On 25th February, when the Nifty slumped to a low of 6970, we should have been on Dalal Street, behaving like Dare Devils and buying stocks left, right and center. Unfortunately, we behaved like frightened rabbits and hid under our beds. Since then, the Nifty has staged a smart recovery.
The reason for our deplorable attitude is because the events of the past few weeks, coupled with the rabble rousing of doomsday prophets and the anti-NAMO rhetoric, filled our tender minds with dread about the prospects of the India growth story.
In situations like this, the best thing to do is to step back and to look at the situation from the perspective of a foreigner. Foreigners have no attachment to the Country and are not swayed by petty controversies. They are objective and always look at the big picture. Also, because foreigners invest in multiple countries, they are able to bear in mind the relative advantages and disadvantages of each Country. So, India, despite all of its problems, may be a good investment, if the other Countries are in a worse position.
Katie Koch, the Managing Director of Goldman Sachs is immensely qualified to opine on India and Indian stocks owing to her rich experience in the territory.
In her latest interview, Katie said that there are reasons to be “hugely optimistic” about India. “We are very bullish on the prospects of India”, she added and gave cogent reasons in support of her hypothesis:
(i) India is presently growing at 7.5% and has the capability of growing at 9 to 10%. There is no other Country in the World growing at such rapid pace;
(ii) Inflation is tapering down. The RBI Governor made it clear that the monetary policy can be accommodative and interest rates lowered, which is very good for equities;
(iii) India’s demographics are very attractive. 70% of the population is below the age of 30 years. Demographics are highly co-related to long-term growth prospects;
(iv) India is on the ‘precipice’ of an infrastructure boom. Already, there are 30km of roads being laid everyday. The telecom sector is also booming.

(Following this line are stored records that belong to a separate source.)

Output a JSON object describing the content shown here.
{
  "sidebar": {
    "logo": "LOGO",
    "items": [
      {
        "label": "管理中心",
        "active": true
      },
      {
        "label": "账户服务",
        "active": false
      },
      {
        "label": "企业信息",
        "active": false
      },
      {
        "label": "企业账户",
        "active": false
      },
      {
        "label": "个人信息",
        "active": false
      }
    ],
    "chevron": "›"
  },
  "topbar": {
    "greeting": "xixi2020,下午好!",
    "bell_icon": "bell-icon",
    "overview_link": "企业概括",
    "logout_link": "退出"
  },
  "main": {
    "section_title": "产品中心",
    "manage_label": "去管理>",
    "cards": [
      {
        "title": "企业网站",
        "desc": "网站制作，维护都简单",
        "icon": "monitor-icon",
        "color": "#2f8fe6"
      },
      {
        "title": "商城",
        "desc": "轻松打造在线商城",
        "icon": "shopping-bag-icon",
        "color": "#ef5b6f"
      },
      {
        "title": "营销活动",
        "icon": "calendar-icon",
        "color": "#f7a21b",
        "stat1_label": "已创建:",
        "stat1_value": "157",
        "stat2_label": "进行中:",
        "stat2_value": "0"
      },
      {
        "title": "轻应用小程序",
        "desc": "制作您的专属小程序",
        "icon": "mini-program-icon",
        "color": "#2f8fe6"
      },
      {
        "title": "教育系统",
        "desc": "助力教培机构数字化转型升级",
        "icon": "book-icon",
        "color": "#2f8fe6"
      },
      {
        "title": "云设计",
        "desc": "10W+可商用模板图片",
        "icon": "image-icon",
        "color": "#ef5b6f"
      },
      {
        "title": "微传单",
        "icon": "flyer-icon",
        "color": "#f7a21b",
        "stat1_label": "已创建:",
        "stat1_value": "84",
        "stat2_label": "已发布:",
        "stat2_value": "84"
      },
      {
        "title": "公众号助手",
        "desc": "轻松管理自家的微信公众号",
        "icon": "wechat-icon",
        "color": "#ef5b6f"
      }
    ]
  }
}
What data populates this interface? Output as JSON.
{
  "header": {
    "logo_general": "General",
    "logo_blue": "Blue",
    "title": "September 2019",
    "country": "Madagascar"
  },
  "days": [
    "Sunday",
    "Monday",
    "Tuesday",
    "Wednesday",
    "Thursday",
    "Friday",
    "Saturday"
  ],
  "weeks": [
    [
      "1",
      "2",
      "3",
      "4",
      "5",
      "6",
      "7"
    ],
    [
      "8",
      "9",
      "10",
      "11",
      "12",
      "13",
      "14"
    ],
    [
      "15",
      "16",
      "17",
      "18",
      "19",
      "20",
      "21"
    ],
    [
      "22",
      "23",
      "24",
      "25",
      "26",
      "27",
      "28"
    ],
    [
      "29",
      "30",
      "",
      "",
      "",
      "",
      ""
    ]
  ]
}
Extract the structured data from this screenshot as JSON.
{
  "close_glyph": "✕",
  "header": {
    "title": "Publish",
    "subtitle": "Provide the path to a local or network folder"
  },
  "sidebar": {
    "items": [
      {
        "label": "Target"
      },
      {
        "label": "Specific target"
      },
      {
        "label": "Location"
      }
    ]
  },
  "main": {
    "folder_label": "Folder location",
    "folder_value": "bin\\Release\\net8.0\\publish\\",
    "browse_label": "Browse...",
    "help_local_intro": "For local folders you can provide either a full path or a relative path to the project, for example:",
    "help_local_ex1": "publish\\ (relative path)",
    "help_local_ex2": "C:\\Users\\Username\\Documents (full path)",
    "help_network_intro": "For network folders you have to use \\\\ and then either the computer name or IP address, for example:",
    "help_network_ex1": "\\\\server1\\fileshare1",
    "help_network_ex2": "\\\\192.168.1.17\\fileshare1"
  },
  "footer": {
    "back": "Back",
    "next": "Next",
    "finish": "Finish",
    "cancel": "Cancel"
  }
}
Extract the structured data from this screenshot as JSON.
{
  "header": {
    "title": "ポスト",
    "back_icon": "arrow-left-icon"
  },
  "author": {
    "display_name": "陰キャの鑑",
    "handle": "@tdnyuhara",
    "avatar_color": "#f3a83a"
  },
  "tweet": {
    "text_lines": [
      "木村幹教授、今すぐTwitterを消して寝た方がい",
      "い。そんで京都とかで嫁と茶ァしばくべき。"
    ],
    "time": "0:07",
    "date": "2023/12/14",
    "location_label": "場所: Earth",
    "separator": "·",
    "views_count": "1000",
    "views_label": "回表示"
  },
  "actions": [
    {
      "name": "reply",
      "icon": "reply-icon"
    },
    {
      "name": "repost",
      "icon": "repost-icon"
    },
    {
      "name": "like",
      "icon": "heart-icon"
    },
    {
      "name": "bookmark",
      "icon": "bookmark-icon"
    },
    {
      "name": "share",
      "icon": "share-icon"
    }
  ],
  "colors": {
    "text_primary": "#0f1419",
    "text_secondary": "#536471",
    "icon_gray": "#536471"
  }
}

Katie emphasized that the record outflows from Indian stocks (which led to the steep crash) is the result of a “risk off” attitude amongst foreign investors and has created a unique opportunity for people “to be bold” and to add to their positions in Indian stocks.
Katie also pointed out that there was a “lot of optimism” built into the Government and that there has been some disappointment. However, there is “real progress” on the ground level and there is confidence that the Government will deliver on the promised reforms, she added.
“If you are willing to take a long-term perspective, the investment implications in India’s equity market are positive” Katie Koch said with immense confidence in her voice!